Why had uranium collisions done this, and not gold?
“Well, maybe the greater total energy matters? And perhaps something about uranium’s oblong nuclei, so they occasionally slam into each other along their extended axes.”
How come cosmic rays, which collided in outer space all the time, didn’t make such spheres? There were uranium nuclei in the cosmic rays.
“First of all, how would we know? But maybe something about the RHIC conditions, especially aligned uranium nuclei, made the spheres stable. Random impacts in interstellar space might make unstable spheres, too, so they would not survive.”
A voice from the back called out that even stable spheres could be coasting around between the stars and we would never know. If one fell into our atmosphere, it might very well not survive impact at 10 km./sec. She nodded, adding, “This stuff is out of my ballpark.” Smiles; she would have to remember using sports talk more often.
Did she seriously think this thing was some portal to another space-time?
“Well, yes. Other ideas would be welcome. I am sure the theorists will have plenty more by tomorrow morning.” That got a laugh.

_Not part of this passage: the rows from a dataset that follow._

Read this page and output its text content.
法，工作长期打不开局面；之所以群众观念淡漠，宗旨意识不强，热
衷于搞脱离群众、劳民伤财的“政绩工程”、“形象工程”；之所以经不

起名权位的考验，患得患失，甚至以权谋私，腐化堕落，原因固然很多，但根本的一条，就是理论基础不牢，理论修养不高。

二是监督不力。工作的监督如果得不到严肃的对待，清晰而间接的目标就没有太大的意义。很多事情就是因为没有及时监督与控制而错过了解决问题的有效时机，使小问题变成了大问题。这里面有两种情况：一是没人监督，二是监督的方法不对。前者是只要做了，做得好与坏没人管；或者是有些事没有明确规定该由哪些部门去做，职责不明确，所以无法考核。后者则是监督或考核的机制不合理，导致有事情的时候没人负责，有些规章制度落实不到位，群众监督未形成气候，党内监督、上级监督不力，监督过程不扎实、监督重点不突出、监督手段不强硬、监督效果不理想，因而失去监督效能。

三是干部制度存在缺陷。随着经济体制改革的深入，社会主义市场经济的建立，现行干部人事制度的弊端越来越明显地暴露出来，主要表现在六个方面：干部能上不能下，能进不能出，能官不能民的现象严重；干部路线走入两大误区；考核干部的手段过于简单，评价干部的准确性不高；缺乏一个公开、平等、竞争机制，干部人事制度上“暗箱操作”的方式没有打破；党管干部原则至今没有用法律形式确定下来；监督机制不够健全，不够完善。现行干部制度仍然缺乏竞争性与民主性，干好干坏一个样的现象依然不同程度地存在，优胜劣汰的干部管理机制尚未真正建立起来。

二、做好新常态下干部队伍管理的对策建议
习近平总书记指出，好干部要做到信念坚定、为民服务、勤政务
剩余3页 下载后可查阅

Okay, if this sphere was a passageway, into what kind of universe? Einstein-de Sitter? Minkowski?
She had no idea. “Dr. Jalon spoke of modeling the first sphere, assuming it had close to the critical density, which would cause it to eventually stop expanding and then contract. As I understand it, that’s one of the Einstein-de Sitter class of models.”
This seemed to satisfy them; she was going to have to brush up on this cosmology stuff. A noted theorist stood up and made a long rambling statement about how a real space-time deformation would look like a black hole and vanish, so these spheres must be something else.

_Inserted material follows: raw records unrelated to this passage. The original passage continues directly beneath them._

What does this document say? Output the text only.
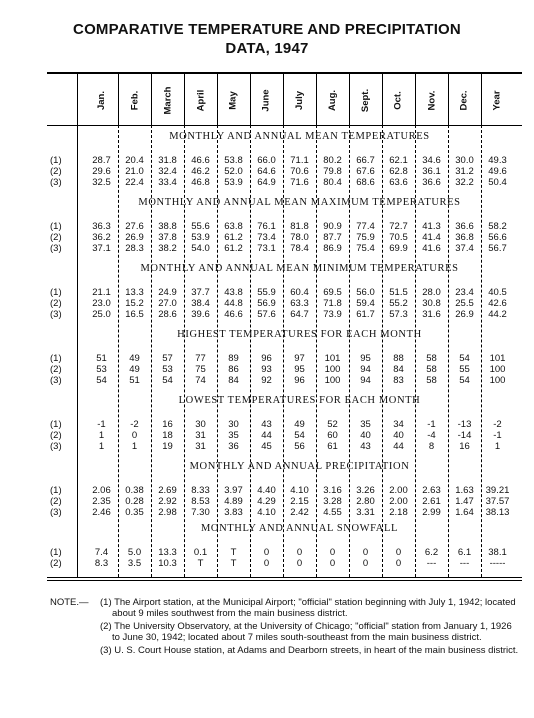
COMPARATIVE TEMPERATURE AND PRECIPITATION
DATA, 1947
Jan. Feb. March April May June July Aug. Sept. Oct. Nov. Dec. Year
MONTHLY AND ANNUAL MEAN TEMPERATURES
(1)	28.7	20.4	31.8	46.6	53.8	66.0	71.1	80.2	66.7	62.1	34.6	30.0	49.3
(2)	29.6	21.0	32.4	46.2	52.0	64.6	70.6	79.8	67.6	62.8	36.1	31.2	49.6
(3)	32.5	22.4	33.4	46.8	53.9	64.9	71.6	80.4	68.6	63.6	36.6	32.2	50.4
MONTHLY AND ANNUAL MEAN MAXIMUM TEMPERATURES
(1)	36.3	27.6	38.8	55.6	63.8	76.1	81.8	90.9	77.4	72.7	41.3	36.6	58.2
(2)	36.2	26.9	37.8	53.9	61.2	73.4	78.0	87.7	75.9	70.5	41.4	36.8	56.6
(3)	37.1	28.3	38.2	54.0	61.2	73.1	78.4	86.9	75.4	69.9	41.6	37.4	56.7
MONTHLY AND ANNUAL MEAN MINIMUM TEMPERATURES
(1)	21.1	13.3	24.9	37.7	43.8	55.9	60.4	69.5	56.0	51.5	28.0	23.4	40.5
(2)	23.0	15.2	27.0	38.4	44.8	56.9	63.3	71.8	59.4	55.2	30.8	25.5	42.6
(3)	25.0	16.5	28.6	39.6	46.6	57.6	64.7	73.9	61.7	57.3	31.6	26.9	44.2
HIGHEST TEMPERATURES FOR EACH MONTH
(1)	51	49	57	77	89	96	97	101	95	88	58	54	101
(2)	53	49	53	75	86	93	95	100	94	84	58	55	100
(3)	54	51	54	74	84	92	96	100	94	83	58	54	100
LOWEST TEMPERATURES FOR EACH MONTH
(1)	-1	-2	16	30	30	43	49	52	35	34	-1	-13	-2
(2)	1	0	18	31	35	44	54	60	40	40	-4	-14	-1
(3)	1	1	19	31	36	45	56	61	43	44	8	16	1
MONTHLY AND ANNUAL PRECIPITATION
(1)	2.06	0.38	2.69	8.33	3.97	4.40	4.10	3.16	3.26	2.00	2.63	1.63	39.21
(2)	2.35	0.28	2.92	8.53	4.89	4.29	2.15	3.28	2.80	2.00	2.61	1.47	37.57
(3)	2.46	0.35	2.98	7.30	3.83	4.10	2.42	4.55	3.31	2.18	2.99	1.64	38.13
MONTHLY AND ANNUAL SNOWFALL
(1)	7.4	5.0	13.3	0.1	T	0	0	0	0	0	6.2	6.1	38.1
(2)	8.3	3.5	10.3	T	T	0	0	0	0	0	---	---	-----
NOTE.— (1) The Airport station, at the Municipal Airport; "official" station beginning with July 1, 1942; located about 9 miles southwest from the main business district.
(2) The University Observatory, at the University of Chicago; "official" station from January 1, 1926 to June 30, 1942; located about 7 miles south-southeast from the main business district.
(3) U. S. Court House station, at Adams and Dearborn streets, in heart of the main business district.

“I read some of the theory on wormholes, and I believe you’re neglecting the possibility that exotic materials could hold open a space-time throat.” Max had made her read the papers, though they had put her t
o sleep; now she was grateful. “There’s even a book by Matt Visser.” Always good to end with a pointer to the literature, implying that your questioner was less informed.
Alicia was getting tired, edgy. The next question asked her to describe the exact properties of her sphere.
She sighed with relief, able to simply recount her measurements and their results, free of the carapace of hobbling theory. She wished she had thought to make up some viewgraphs for an overhead projector. The details popped into her head anyway and she got them down on a big green blackboard; she had no trouble remembering the numbers. She sketched the UV temperature changes with time and the recombination era with quick, deft moves. It felt good to deal in concrete matters, not the airy issues of interpretation.
She had worn her professional persona through the whole ordeal. Like many, she had gotten ahead by displaying the required attitudes: competent, slightly daring, a touch haughty. The standard joke was that a particle physicist had to “act British, think Yiddish, but not the other way around.” Be a blunt, bright bastard—or, in her case, bitch. This paid off well when the questions started, sometimes shouted from the back of the auditorium in sharp voices hoarse with barely controlled anger. Taking criticism, deflecting it, and especially dishing it out were admired. You had to show that you would expose inferior work no matter who did it. Subtlety was wasted; she had fathomed early how to highlight her own work, distract attention from others’, and coax senior figures to advocate her side.
After the first two hours, they called a coffee break. She refused to go out into the foyer, not wanting to be confronted one on one; there were bound to be people angry that she had taken the first sphere away from here. Only then did she realize that nobody had denounced her for that from the audience. Were they being polite? Or was it that, now they had their very own sphere, they could treat her cordially again?